I started with the fact that $\xi$ is a root of $t^{12}-1$. Then I factored $t^{12}-1$ so that $t^4-2t^2+1$ is a factor.
$$t^{12}-1=(t-1)(t^2+t+1)(t+1)(t^2-t+1)(t^2+1)(t^4-2t^2+1)$$
However, I still can't verify that $\xi$ is a root of that particular factor.

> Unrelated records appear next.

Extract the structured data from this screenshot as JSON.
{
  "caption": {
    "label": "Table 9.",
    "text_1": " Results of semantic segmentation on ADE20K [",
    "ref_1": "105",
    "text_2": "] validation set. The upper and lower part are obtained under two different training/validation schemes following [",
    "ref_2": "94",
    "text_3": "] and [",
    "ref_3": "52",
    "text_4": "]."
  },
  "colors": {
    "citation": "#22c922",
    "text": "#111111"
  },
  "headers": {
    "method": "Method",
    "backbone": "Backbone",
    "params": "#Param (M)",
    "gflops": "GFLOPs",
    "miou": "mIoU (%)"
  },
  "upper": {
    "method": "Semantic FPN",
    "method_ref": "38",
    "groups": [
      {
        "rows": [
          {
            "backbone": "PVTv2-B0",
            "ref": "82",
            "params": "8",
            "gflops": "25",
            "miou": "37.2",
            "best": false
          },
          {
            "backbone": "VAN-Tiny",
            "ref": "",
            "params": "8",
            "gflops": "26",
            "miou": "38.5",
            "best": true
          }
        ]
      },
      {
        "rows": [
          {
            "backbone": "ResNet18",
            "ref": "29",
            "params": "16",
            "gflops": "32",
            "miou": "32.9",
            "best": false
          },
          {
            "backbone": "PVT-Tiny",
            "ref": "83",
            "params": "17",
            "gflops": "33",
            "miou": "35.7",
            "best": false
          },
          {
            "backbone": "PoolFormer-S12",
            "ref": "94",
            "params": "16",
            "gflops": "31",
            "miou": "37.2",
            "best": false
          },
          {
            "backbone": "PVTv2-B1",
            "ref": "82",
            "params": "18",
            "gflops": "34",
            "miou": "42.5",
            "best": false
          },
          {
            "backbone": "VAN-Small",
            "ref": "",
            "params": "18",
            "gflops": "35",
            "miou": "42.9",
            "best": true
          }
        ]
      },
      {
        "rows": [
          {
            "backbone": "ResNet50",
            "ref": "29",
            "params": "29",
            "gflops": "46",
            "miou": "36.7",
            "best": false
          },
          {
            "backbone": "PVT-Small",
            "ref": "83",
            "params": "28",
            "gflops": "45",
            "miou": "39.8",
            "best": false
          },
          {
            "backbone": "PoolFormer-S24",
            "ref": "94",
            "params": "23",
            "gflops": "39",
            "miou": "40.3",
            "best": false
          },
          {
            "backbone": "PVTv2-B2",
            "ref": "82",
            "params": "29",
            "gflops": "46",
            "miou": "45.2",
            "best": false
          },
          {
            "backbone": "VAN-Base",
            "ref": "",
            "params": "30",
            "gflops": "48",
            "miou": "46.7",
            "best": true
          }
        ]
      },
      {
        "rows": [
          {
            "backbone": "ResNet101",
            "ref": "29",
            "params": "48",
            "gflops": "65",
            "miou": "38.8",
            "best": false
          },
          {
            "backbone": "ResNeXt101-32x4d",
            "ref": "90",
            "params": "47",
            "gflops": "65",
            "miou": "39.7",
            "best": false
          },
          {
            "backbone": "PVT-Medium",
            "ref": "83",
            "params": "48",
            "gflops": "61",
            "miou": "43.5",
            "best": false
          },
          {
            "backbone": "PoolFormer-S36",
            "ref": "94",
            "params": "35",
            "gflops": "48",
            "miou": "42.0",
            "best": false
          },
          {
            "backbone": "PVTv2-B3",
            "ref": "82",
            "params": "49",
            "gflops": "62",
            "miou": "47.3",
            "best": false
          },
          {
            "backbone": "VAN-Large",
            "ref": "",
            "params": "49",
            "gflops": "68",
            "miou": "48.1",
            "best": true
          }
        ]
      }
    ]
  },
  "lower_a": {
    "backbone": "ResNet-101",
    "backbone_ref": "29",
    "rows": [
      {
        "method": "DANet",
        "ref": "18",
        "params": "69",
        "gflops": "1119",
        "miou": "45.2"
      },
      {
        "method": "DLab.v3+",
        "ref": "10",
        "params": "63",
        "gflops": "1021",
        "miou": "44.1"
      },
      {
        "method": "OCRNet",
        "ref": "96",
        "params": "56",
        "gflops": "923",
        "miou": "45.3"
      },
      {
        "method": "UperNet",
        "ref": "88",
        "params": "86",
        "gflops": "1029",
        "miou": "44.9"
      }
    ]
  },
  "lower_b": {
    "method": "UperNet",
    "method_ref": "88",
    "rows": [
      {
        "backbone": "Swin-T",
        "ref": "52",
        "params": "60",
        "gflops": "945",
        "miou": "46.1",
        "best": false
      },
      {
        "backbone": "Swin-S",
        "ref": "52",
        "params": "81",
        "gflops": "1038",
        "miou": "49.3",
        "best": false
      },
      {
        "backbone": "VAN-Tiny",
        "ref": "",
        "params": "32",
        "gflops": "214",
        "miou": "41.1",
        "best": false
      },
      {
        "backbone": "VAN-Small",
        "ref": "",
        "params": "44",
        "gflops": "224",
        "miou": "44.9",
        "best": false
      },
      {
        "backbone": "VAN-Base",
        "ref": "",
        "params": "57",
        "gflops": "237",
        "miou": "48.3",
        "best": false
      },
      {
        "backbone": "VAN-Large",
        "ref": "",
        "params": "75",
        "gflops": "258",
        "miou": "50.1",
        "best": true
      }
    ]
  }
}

Any suggestions?
On
The primitive $12$-th roots of unity are$^{(\color{red}{*})}$ the roots of $x^{12}-1$ that are not roots of $x^6-1$ or $x^4-1$, i.e. the complex numbers of the form $\exp\left(\frac{2\pi i k}{12}\right)$ with $k\in\{1,5,7,11\}$, that is the set of natural numbers $n\in[1,12]$ such that $\gcd(n,12)=1$. Their minimal polynomial is the $12$-th cyclotomic polynomial $$ \Phi_{12}(x) = \color{red}{\frac{(x^{12}-1)(x^2-1)}{(x^6-1)(x^4-1)}}=\frac{x^6+1}{x^2+1}=x^4-x^2+1=\Phi_6(x^2)=\Phi_3(-x^2). $$
Take it systematically, how did you factor it ? The first step was $$x^{12}-1=(x^{6}-1)(x^{6}+1)$$ now $\zeta$ is not a root of $x^{6}-1$ since it is a primitive 12th root. Thus it is a root of $x^{6}+1$. The next step is $$x^{6}+1=(x^2+1)(x^4-x^2+1)$$ Again $\zeta$ is not a root of $x^2+1$, thus it must be a root of $x^4-x^2+1$.